[Gracias a san Juan, a su privilegiada
memoria, podemos conocer este transcendental pasaje que deja asentada, para
siempre, la autoridad del único Pedro. San Juan, nos lleva de una escena a otra
sin posibilidad de recuperarnos de la admiración que nos produce la lectura de
su Evangelio. No se pueden redactar cosas más grandes con menos palabras.]
TEXTO
CONCORDADO Y AUTOBIOGRÁFICO
Tras esto
me manifesté otra vez a mis discípulos a orillas del mar de Tiberíades. Estaban
juntos Simón Pedro y Tomás, el llamado Dídimo, y Natanael de Caná de Galilea, y
los hijos de Zebedeo y otros dos de mis discípulos. Y díceles Simón Pedro:
—“Voy a
pescar”.
Dícenle:
—“Vamos
nosotros también contigo”.
Salieron
y subieron a la barca. Y en toda la noche no pescaron nada. Y siendo ya de
mañanita, me presenté en la ribera; mis discípulos, empero, no me reconocieron.
Les dije pues:
—“¡Muchachos, ¿tenéis algo de vianda?!”
Me
respondieron:
—“No”.
Les dije:
—“Echad la red a la derecha de la barca y
hallaréis”.
Echáronla,
pues, y ya no podían arrastrarla por la gran cantidad de peces.
Dice,
pues, Juan a Pedro:
—“¡Es el
Señor!”.
Simón
Pedro, pues, así que oyó estas palabras, ciñose la ropa exterior, pues ropa no
llevaba, y echóse al mar. Los otros discípulos vinieron en la barca pues no
estaban lejos de tierra -sino que distaban unos doscientos codos-, arrastrando
la red de los peces.

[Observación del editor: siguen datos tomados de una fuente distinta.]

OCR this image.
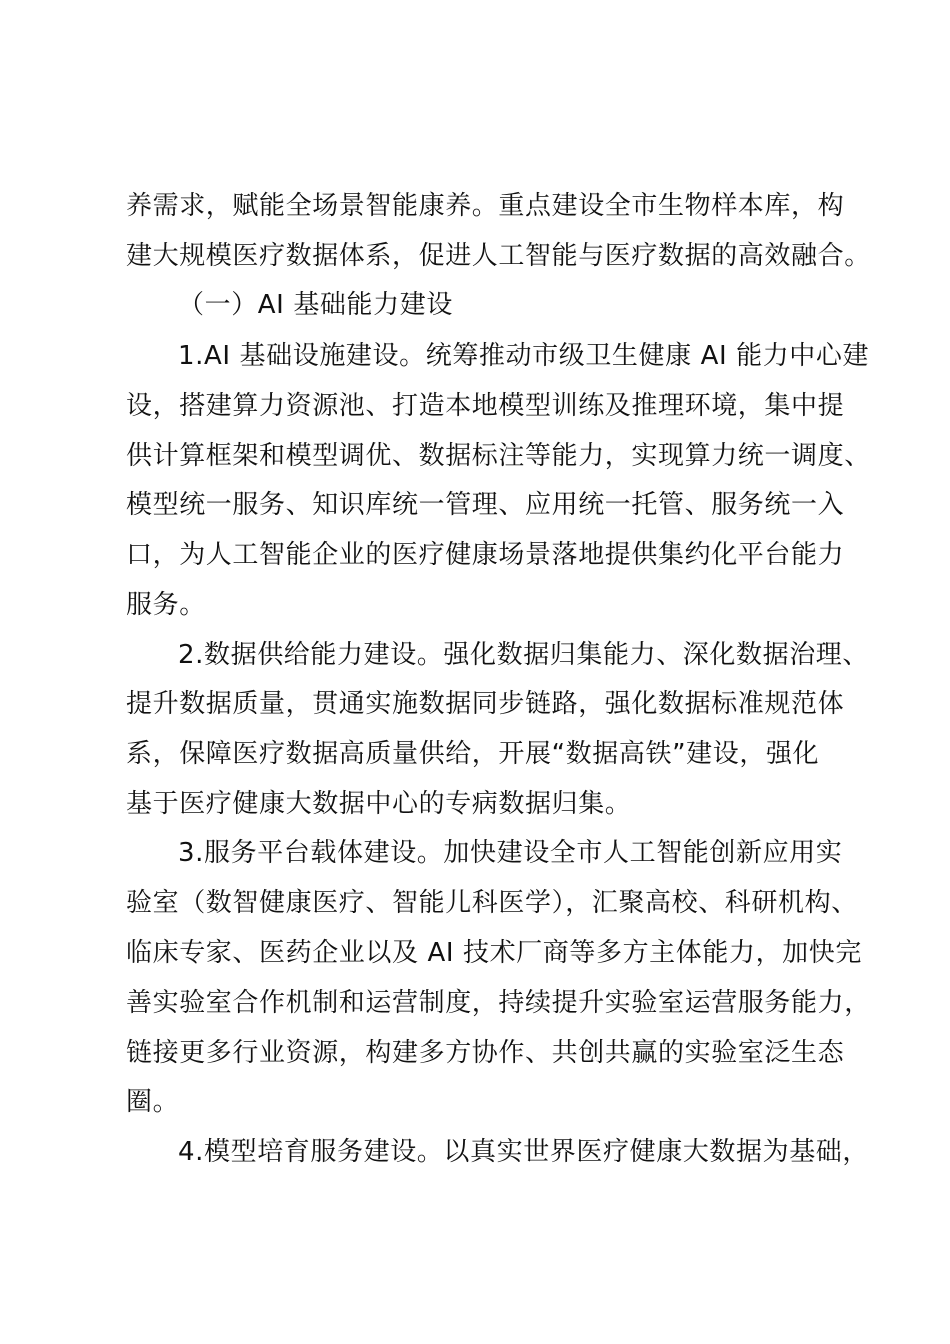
养需求，赋能全场景智能康养。重点建设全市生物样本库，构
建大规模医疗数据体系，促进人工智能与医疗数据的高效融合。
（一）AI 基础能力建设
1.AI 基础设施建设。统筹推动市级卫生健康 AI 能力中心建
设，搭建算力资源池、打造本地模型训练及推理环境，集中提
供计算框架和模型调优、数据标注等能力，实现算力统一调度、
模型统一服务、知识库统一管理、应用统一托管、服务统一入
口，为人工智能企业的医疗健康场景落地提供集约化平台能力
服务。
2.数据供给能力建设。强化数据归集能力、深化数据治理、
提升数据质量，贯通实施数据同步链路，强化数据标准规范体
系，保障医疗数据高质量供给，开展“数据高铁”建设，强化
基于医疗健康大数据中心的专病数据归集。
3.服务平台载体建设。加快建设全市人工智能创新应用实
验室（数智健康医疗、智能儿科医学），汇聚高校、科研机构、
临床专家、医药企业以及 AI 技术厂商等多方主体能力，加快完
善实验室合作机制和运营制度，持续提升实验室运营服务能力，
链接更多行业资源，构建多方协作、共创共赢的实验室泛生态
圈。
4.模型培育服务建设。以真实世界医疗健康大数据为基础，
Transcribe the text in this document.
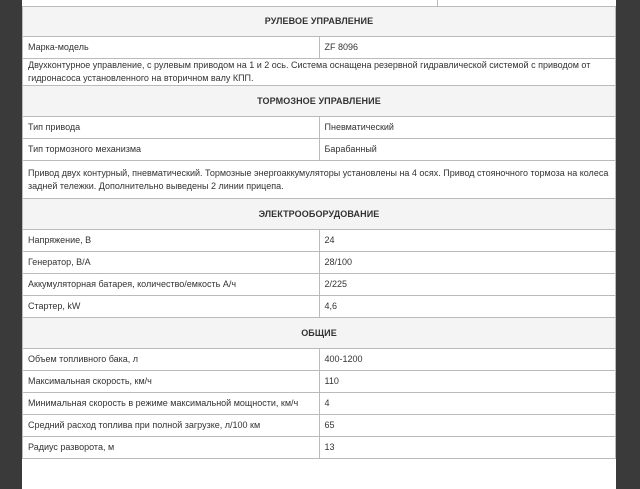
РУЛЕВОЕ УПРАВЛЕНИЕ	
Марка-модель	ZF 8096
Двухконтурное управление, с рулевым приводом на 1 и 2 ось. Система оснащена резервной гидравлической системой с приводом от гидронасоса установленного на вторичном валу КПП.	
ТОРМОЗНОЕ УПРАВЛЕНИЕ	
Тип привода	Пневматический
Тип тормозного механизма	Барабанный
Привод двух контурный, пневматический. Тормозные энергоаккумуляторы установлены на 4 осях. Привод стояночного тормоза на колеса задней тележки. Дополнительно выведены 2 линии прицепа.	
ЭЛЕКТРООБОРУДОВАНИЕ	
Напряжение, В	24
Генератор, В/А	28/100
Аккумуляторная батарея, количество/емкость А/ч	2/225
Стартер, kW	4,6
ОБЩИЕ	
Объем топливного бака, л	400-1200
Максимальная скорость, км/ч	110
Минимальная скорость в режиме максимальной мощности, км/ч	4
Средний расход топлива при полной загрузке, л/100 км	65
Радиус разворота, м	13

Cuando saltaron a tierra, vieron brasas puestas y un
pescado sobre ellas, y pan. Les dije:
—“Traed acá de los pescados que acabáis de
coger”.
Subió
Simón Pedro y arrastró hasta la playa la red llena de peces grandes, que eran
ciento cincuenta y tres. Y con ser tantos no se rompió la red. Les dije:
—“Venid, almorzad”.
Y nadie
de mis discípulos osaba interrogarme: “¿Tú
quién eres?”, sabiendo que Yo era. Tomé el pan y se los repartí y asimismo
el pescado. Esta fue la tercera vez que me manifesté a mis discípulos después
de resucitar de entre los muertos.
Cuando,
pues, hubimos almorzado, le dije a Simón Pedro:
—“Simón, hijo de Juan, ¿me amas más que
éstos?”
Me
contestó:
—“Sí,
Señor; Tú sabes que te quiero”.
—“Apacienta mis corderos”.
Le dije
por segunda vez:
—“Simón, hijo de Juan, ¿me amas?”
Me
contestó:
—“Sí,
Señor; Tú sabes que te quiero”.
—“Pastorea mis ovejas”.
Le dije
por tercera vez:
—“Simón, hijo de Juan, ¿me quieres?”[1]
Entristeciose
Pedro, porque le dije por tercera vez: “¿Me
quieres?”, y me dijo:
—“Señor,
Tú lo sabes todo. Tú bien sabes que te quiero”.
Le
dije:
—“Apacienta mis ovejas. En verdad, en verdad
te digo: cuando eras más joven, tú mismo te ceñías y andabas donde querías; mas
cuando hayas envejecido, extenderás tus manos, y otro te ceñirá y te llevará a
donde tú no quieras”.
Esto le
dije significando con qué muerte había de glorificarme. Le dije:
—“Sígueme”.
Vuelto
Pedro, ve que le seguía Juan, el discípulo al que Yo tanto amaba, el mismo que
en la Cena se recostó en mi pecho y me dijo: “Señor, ¿quién es el que te entrega?”. Y Pedro viéndolo, me
dice:
“-Señor,
¿y este qué?”
Le
contesté:
—“Si quisiere Yo que este quede hasta que Yo
vuelva, ¿a ti qué? Tú sígueme”.
Divulgóse,
pues, entre mis discípulos esta voz: “Juan
no muere”. Pero Yo no dije: “No
muere”, sino “si quisiere Yo que este
quede hasta que Yo vuelva, ¿a ti qué?”.
[1] Dios requiere el cariño del
hombre y de la mujer porque como Hombre tiene sentimientos de hombre. Quiere
ser amado, busca, con vehemencia, el amor de cada hombre y de cada mujer,
porque cada hombre y cada mujer tiene un corazón singular, una original e
irrepetible forma de amar y Dios las demanda todas, espera con anhelo divino y
paciencia infinita la libre, personal y suprema entrega del alma de sus elegidos.